Le Ministère de l’Environnement et de la Transition écologique (METE) a franchi un nouveau cap dans sa politique de transformation urbaine durable, en scellant, mardi 7 avril 2026, un partenariat d’envergure pour l’aménagement paysager de l’échangeur du CICES, à Dakar.
À travers la Direction générale du Cadre de Vie, l’institution « réaffirme son engagement en faveur de la transformation durable des infrastructures urbaines », en les inscrivant dans « une dynamique alliant durabilité, sécurité et amélioration du cadre de vie ».

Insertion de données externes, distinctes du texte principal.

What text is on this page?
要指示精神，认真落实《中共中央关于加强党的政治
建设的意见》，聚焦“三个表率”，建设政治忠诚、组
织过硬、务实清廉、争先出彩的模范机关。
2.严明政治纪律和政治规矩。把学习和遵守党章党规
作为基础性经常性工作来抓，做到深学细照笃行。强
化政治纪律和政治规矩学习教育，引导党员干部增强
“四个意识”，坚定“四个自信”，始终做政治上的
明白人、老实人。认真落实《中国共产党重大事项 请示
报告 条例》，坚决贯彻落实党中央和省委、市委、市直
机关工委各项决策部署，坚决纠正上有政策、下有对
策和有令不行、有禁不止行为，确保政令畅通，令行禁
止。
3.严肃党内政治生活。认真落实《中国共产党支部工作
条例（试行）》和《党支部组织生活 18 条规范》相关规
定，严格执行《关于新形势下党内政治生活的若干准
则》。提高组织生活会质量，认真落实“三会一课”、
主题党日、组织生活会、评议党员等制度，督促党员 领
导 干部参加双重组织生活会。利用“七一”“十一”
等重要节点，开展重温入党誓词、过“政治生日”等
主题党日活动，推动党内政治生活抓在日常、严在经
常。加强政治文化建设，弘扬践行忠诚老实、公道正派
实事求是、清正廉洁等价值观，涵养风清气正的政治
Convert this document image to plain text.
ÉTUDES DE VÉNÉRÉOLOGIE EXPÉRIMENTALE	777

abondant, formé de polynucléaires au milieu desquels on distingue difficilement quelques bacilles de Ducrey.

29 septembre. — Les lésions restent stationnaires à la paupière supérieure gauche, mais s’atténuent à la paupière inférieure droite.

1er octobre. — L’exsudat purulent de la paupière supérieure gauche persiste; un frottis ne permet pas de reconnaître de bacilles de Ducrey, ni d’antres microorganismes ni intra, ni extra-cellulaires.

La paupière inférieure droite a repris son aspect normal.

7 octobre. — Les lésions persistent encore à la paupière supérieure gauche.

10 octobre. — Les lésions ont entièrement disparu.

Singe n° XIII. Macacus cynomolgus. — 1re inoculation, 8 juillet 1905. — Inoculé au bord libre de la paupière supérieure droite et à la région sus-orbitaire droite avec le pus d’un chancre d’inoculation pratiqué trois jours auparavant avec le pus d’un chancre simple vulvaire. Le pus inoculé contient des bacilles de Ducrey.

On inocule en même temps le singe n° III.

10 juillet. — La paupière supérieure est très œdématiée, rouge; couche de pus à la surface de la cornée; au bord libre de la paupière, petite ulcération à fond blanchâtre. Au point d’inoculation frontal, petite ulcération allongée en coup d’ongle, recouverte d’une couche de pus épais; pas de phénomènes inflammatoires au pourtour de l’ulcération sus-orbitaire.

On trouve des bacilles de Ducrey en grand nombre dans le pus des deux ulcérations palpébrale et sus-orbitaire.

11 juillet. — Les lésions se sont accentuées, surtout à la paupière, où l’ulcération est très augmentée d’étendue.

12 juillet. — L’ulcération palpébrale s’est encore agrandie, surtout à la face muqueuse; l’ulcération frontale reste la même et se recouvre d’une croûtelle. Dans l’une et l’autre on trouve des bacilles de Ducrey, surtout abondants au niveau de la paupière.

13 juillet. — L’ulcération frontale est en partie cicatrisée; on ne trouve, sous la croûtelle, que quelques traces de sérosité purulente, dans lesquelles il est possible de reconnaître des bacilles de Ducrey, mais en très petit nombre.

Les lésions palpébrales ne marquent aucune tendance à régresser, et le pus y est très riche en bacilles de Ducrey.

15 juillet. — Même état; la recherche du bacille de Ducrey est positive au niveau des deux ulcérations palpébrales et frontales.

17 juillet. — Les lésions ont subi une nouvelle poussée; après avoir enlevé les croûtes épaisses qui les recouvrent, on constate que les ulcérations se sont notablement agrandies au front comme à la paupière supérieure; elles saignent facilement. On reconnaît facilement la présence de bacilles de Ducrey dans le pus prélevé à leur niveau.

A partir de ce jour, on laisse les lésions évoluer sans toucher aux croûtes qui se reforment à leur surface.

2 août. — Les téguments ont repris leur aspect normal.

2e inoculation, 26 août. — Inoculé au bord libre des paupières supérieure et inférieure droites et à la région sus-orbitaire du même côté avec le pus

D’un montant global de 320 millions de francs CFA, la convention signée réunit autour d’une même ambition la Direction générale du Cadre de Vie, la Ville de Dakar, la Loterie nationale sénégalaise (LONASE), le Centre international du commerce extérieur du Sénégal (CICES), ainsi que l’Agence de gestion des routes du Sénégal (AGEROUTE), à travers l’entreprise Sinohydro, avec l’appui de l’Agence nationale pour les énergies renouvelables (ANER).
Cette mobilisation plurielle traduit « une vision commune : améliorer durablement le cadre de vie urbain à travers des aménagements modernes, esthétiques et respectueux de l’environnement ».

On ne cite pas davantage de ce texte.